Google Haberlere Abone ol
Medyatava Özel 'Sokağa çıkma yasağı yok ama dışarıda da kimse yok'

Asıl mesleği olan turizm ve otelcilik sektörünü doğum nedeniyle bırakan ve İstanbul’da uzun yıllar PR sektöründe başarılı organizasyonlar gerçekleştiren Esra Zarakol, ani bir kararla iki yıl önce İsveç’in Stockholm şehrine yerleşti.

Birlikte çeşitli etkinlik ve organizasyonlar gerçekleştirdiğimiz arkadaşım Esra Zarakol ile Internet üzerinden bir röportaj yaptım.
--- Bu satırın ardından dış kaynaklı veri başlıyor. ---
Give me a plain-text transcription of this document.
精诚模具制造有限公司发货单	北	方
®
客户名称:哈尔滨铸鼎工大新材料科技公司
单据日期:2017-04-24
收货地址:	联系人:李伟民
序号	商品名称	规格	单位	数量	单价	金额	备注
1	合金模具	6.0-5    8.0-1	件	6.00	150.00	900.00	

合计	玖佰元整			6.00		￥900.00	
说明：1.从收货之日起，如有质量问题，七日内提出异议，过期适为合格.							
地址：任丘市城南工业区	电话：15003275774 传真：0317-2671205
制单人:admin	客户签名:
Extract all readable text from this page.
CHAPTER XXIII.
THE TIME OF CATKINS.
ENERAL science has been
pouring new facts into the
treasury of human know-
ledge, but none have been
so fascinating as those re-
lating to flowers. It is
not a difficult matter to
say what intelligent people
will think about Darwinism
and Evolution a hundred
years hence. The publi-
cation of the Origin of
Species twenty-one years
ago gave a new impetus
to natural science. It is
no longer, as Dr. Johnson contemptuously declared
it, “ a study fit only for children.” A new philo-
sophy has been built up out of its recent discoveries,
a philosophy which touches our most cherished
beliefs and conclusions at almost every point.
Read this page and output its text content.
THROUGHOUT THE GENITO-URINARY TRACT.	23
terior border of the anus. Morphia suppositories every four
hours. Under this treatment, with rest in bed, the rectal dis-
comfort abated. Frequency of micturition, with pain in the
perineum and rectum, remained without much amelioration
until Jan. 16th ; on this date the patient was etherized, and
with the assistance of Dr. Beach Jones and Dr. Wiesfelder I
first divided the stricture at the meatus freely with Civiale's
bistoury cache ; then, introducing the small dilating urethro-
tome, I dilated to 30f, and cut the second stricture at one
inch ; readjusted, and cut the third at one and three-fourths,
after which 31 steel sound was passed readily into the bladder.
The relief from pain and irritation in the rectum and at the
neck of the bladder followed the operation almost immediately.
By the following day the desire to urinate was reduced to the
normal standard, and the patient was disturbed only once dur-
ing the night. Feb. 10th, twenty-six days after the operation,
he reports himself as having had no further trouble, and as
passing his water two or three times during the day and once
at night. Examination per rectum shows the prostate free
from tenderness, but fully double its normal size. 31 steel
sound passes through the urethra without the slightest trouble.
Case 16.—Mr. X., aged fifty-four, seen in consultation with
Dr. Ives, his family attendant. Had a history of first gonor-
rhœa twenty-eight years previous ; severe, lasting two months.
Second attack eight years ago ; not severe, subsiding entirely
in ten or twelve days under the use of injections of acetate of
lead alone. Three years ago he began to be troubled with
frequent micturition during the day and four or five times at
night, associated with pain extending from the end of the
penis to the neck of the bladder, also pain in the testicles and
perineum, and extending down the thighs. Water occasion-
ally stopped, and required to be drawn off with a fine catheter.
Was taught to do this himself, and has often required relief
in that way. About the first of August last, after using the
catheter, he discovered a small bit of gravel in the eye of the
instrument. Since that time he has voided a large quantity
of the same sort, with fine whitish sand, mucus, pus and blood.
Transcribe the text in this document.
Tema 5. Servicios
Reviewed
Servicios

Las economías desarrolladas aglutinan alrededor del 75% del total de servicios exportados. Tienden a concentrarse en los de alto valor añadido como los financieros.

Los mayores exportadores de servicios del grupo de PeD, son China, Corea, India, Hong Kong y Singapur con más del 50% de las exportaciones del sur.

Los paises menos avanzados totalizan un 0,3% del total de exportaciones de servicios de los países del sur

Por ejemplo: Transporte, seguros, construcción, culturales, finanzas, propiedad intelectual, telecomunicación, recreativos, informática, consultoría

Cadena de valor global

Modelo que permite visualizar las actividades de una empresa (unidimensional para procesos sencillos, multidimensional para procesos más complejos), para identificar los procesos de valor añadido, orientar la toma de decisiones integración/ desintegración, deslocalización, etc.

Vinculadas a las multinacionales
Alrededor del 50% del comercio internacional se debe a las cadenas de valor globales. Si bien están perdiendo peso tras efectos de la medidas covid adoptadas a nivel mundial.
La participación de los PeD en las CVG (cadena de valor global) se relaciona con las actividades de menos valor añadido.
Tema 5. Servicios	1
Dünyanın refah düzeyi en yüksek ülkelerinden biri olan İsveç’teki yeni yaşamından popüler hastalık Korona virüsünün İsveç’te sosyal yaşama, ekonomiye ve insanların psikolojilerine etkilerine kadar pek çok konuyu konuştuk.

Sayım ÇINAR / sayimcinar@gmail.com

'Sokağa çıkma yasağı yok ama dışarıda da kimse yok'

Esracığım, yeni durağın Stockholm, İstanbul’dan Stockholm’e gittin. Çok özel bir yer, Nobel ödüllerinin verildiği şehir ama şimdi bu şehir aynı zamanda bütün dünyada olduğu gibi Korona virüsü ile uğraşıyor. Öncelikle senin Stockholm’le olan hikayenle başlayalım istiyorum.

Yaklaşık iki sene evvel Stockholm’e taşındım. Eşim İsveçli, onun işleri burada. Onun yanında olabilmek için İstanbul’dan taşınma kararı aldım. Burada sakin ve düzenli bir hayatım var. Şehir merkezine 30 kilometre uzakta, orman, göl ve denizin arasında bir arazi içinde evimiz. Her sabah geyikleri, sincapları, çeşit çeşit kuşları seyrederek kahvemi içiyorum. Okula gidiyorum ve İsveççe öğreniyorum, bu çok vaktimi alıyor. Düzenli yoga ve yürüyüş yapıyorum. Sosyal hayatım da fena sayılmaz, bir sürü yeni arkadaş edindim. İstanbul’un parıltılı ama çok yorucu hayatından emekli oldum.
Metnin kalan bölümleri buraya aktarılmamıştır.